Last week, Human Rights Watch relayed a statement from over 230 groups representing people from Xinjiang, Tibet, Hong Kong and other places in the People’s Republic of China calling on Bachelet to step down. In it, the groups accused her of having “whitewashed the Chinese government’s human rights atrocities” during her May 23-28 visit to East Turkestan (Xinjiang) and China.
Bachelet used her opening address to the summer session of the Human Rights Council in Geneva to announce that it would be her last at the UN’s top human rights body.
“I am not a young woman anymore and after a long and rich career, I want to go back to my country, to my family,” the AP Jun 13 quoted Bachelet, 70, who served two terms as Chile’s president, as saying at a brief news conference.
She has explained that she had told the UN Secretary-General Antonio Guterres in New York two months ago of her decision.
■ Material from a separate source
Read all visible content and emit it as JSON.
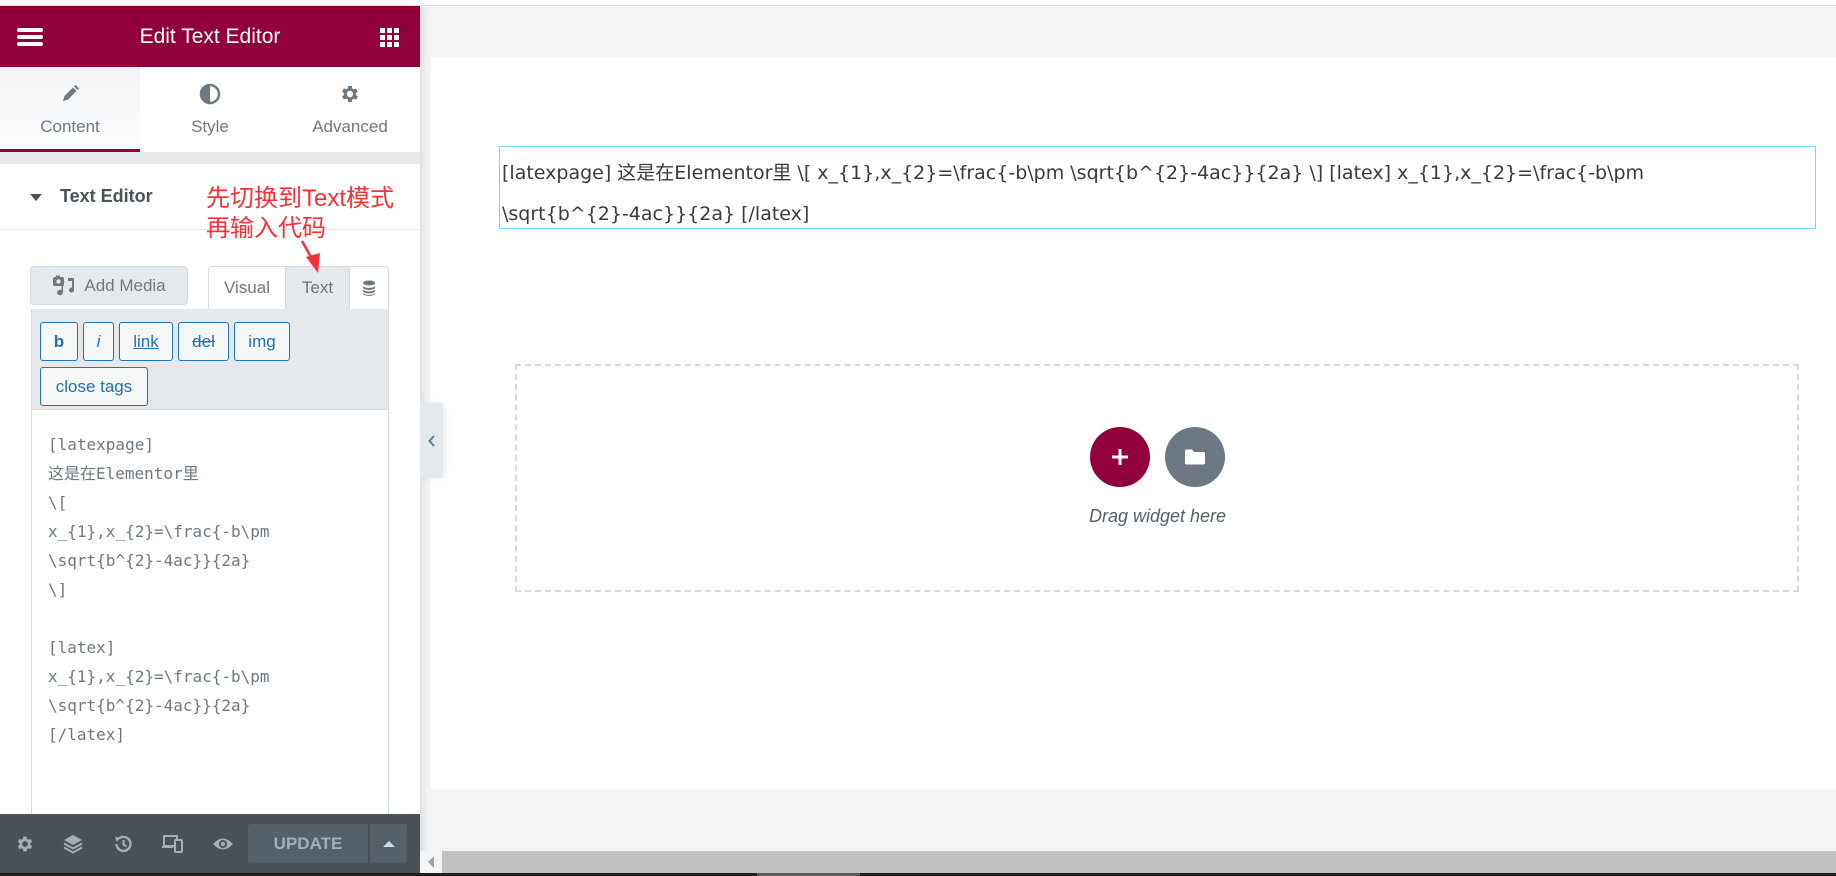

Her term ends on Aug 31.
Guterres, who chooses the UN rights chief, has affirmed his support for Bachelet after she faced criticism from the United States and others for not doing enough to raise concerns about or look into rights abuses in Xinjiang during her trip, when she spoke with President Xi Jinping and other top officials.
“In all she has done, Michelle Bachelet lives and breathes human rights. She has moved the needle in an extremely challenging political context — and she has made a profound difference for people around the globe,” Guterres has said.
Critics have said she did not speak out enough about the Uyghurs and during her visit and didn’t press Chinese authorities enough. Bachelet had insisted that her trip was not an “investigation” while emphasizing that she had opened a channel of communication with top Chinese authorities.
In her Jun 13 speech, Bachelet provided new details about her conversations with Chinese authorities, saying she raised concerns about arbitrary detentions and “patterns of abuse” against Uyghurs and other mostly Muslim minorities in Xinjiang.
On her office’s long-delayed report on the rights situation in Xinjiang — where some critics say Uyghurs have been subject to genocide — was being “updated” and will be shared with Beijing authorities “for factual comments” before it is published before Aug 31.
China claimed that Bachelet’s media briefing after her visit refuted the widespread allegations that it was committing genocide and other crimes against humanity in East Turkestan.
In her statement at the end of her visit, Bachelet did say that she had spoken to the Chinese leadership about the need to protect the Tibetan people’s linguistic and religious rights.
“On the Tibet Autonomous Region, it is important the linguistic, religious and cultural identity of Tibetans be protected, and that Tibetan people are allowed to participate fully and freely in decisions about their religious life and for dialogue to take place,” she said in her statement from Guangzhou on May 28.